As for actually beating down opponents with mystical weapons, the demo was full of entertaining spells that required players to pay attention to their casting, potentially leaving them vulnerable. The paper airplane, for example, appears as a sheet in front of the player that they have to touch in the right places several times to fold. The big shield materializes only after you use a magic marker to draw complete lines in the air in front of you. This sort of hands-on aspect gives casting spells a more involved feel, because players don't just hit a button to swap to something new as they would on a controller — they actually have to think about what they're doing to get access to their most powerful tools.

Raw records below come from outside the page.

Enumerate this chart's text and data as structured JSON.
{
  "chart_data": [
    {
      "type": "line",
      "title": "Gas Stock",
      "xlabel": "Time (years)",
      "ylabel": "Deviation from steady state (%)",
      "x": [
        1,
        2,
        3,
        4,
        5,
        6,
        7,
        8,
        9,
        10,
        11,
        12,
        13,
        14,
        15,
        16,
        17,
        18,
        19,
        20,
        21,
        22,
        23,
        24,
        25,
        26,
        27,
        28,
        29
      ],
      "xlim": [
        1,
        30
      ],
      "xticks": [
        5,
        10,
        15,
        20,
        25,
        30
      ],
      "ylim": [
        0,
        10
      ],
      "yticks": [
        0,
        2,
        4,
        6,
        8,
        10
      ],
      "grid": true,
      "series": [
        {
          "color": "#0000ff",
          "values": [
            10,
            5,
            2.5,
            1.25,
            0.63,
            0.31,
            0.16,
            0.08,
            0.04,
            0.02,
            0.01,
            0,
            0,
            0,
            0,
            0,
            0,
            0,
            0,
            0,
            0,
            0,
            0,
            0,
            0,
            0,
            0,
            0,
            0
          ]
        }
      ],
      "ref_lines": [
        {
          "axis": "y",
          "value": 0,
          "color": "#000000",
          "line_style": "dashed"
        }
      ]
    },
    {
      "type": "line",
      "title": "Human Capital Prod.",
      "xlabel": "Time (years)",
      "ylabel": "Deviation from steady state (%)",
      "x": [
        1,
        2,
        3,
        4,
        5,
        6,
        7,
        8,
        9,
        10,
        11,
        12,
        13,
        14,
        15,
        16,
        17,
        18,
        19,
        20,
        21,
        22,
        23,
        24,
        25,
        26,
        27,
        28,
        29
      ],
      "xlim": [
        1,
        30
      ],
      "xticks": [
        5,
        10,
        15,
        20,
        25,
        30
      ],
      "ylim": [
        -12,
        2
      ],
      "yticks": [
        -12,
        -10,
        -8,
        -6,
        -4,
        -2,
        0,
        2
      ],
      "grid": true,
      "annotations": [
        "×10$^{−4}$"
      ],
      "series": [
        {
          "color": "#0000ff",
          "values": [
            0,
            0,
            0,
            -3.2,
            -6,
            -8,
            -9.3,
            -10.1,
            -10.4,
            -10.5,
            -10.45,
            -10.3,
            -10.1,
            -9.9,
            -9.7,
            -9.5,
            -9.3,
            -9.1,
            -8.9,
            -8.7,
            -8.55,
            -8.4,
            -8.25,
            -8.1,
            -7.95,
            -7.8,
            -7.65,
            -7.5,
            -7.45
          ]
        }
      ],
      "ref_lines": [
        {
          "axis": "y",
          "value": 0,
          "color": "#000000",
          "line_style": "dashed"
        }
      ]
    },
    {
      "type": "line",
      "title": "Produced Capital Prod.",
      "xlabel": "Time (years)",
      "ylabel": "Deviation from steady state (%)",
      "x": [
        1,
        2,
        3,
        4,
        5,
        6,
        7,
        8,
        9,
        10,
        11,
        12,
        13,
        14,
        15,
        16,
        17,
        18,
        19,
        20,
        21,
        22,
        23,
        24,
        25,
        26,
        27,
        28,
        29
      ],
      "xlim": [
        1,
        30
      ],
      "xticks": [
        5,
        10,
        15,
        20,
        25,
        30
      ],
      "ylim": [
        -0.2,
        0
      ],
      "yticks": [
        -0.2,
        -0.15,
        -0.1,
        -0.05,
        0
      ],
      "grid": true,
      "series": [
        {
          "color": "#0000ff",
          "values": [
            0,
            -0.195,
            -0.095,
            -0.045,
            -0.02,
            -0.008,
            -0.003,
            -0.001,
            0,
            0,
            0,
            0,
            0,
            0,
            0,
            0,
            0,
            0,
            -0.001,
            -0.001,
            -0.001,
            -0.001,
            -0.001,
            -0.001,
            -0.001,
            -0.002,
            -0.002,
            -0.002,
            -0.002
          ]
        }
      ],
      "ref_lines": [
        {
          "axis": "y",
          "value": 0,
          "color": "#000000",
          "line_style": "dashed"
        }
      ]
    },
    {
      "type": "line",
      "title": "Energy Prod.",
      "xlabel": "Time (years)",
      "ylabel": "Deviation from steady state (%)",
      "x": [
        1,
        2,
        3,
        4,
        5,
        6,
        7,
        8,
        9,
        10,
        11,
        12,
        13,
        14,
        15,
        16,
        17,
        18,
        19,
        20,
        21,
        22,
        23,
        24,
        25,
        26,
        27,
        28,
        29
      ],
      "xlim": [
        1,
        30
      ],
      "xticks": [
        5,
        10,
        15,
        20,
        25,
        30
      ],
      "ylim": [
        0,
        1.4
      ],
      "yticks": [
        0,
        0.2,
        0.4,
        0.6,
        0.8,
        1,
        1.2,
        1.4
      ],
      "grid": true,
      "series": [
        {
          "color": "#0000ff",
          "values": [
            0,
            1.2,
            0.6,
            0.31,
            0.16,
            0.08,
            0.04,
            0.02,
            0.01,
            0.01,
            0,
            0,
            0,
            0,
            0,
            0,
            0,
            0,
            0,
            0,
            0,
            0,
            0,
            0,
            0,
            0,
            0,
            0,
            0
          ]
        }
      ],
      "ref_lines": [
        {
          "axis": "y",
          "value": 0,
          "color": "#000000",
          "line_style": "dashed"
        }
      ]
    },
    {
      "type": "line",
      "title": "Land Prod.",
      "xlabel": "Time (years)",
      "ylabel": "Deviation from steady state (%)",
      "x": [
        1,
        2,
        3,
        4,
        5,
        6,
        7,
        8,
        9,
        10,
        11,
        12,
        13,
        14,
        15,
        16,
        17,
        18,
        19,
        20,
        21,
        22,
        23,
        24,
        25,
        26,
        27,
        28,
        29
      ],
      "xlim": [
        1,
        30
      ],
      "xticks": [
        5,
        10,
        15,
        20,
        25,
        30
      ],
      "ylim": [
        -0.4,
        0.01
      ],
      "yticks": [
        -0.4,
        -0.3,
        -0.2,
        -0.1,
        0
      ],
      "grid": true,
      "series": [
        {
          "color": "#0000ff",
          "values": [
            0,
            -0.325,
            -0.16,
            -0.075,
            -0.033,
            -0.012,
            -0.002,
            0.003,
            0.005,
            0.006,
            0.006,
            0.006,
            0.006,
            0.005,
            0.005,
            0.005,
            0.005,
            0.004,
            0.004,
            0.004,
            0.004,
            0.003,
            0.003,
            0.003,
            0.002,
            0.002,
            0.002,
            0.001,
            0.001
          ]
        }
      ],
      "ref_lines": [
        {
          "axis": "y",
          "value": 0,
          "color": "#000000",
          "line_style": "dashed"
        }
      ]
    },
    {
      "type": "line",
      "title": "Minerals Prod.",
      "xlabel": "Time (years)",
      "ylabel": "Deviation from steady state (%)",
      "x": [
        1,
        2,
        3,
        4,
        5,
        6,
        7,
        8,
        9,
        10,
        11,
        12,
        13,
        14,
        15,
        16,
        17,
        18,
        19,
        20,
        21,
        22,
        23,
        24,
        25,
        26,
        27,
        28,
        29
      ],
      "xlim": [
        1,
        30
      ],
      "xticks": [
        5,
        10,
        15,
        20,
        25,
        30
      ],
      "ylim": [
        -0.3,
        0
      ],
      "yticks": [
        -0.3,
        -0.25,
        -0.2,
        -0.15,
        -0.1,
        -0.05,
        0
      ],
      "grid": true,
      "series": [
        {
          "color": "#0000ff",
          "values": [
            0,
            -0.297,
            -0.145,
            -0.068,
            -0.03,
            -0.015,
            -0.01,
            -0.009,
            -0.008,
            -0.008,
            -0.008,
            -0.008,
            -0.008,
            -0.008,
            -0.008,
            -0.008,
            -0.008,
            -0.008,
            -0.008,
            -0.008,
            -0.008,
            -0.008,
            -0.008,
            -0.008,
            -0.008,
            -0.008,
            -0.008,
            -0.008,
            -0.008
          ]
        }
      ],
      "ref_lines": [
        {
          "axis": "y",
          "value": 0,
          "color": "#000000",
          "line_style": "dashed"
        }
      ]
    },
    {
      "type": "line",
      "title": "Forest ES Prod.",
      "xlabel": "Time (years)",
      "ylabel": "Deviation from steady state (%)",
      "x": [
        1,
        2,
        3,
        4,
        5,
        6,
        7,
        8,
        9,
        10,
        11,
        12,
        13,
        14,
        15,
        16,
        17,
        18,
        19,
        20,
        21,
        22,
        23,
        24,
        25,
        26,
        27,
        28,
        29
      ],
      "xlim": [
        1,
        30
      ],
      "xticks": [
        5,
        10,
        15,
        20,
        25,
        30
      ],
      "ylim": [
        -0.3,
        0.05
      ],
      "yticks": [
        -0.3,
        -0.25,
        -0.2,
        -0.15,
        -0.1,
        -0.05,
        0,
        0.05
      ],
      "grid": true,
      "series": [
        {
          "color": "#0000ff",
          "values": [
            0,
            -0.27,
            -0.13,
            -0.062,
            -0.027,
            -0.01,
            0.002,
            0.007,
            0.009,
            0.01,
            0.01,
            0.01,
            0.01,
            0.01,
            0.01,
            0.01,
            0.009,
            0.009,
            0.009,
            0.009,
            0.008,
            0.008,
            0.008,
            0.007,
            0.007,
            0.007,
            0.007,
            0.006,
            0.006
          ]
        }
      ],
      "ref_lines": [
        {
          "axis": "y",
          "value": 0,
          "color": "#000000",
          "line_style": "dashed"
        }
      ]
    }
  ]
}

The Unspoken also will include more than the small group of spells available in the demo. There's actually a grimoire full of spells players will have access to, Dezern said, and each spell will have properties that allow them to cancel each other out. Players will be able to choose character classes and spell loadouts before matches, tailoring their choices to specific play styles and even swapping out the standard fireball-and-shield base spells.

"We have different types of spells, and for every spell we design, we think not only about what would feel really good in terms of an interaction, but also what the opponent's experience will be," Dezern said. "We want to make sure every spell has a counter, something you can do to nullify it and possibly even send it back at the caster. We do think about those relationships. Also we think a lot about what is cool in VR. It's cool to see a swarm of ethereal crows fly at your face in VR, so we might start with that idea and build around it. But ultimately we want every spell to have a cool ‘only in VR' component."

The Unspoken is slated to land on the Oculus store sometime around holiday 2016.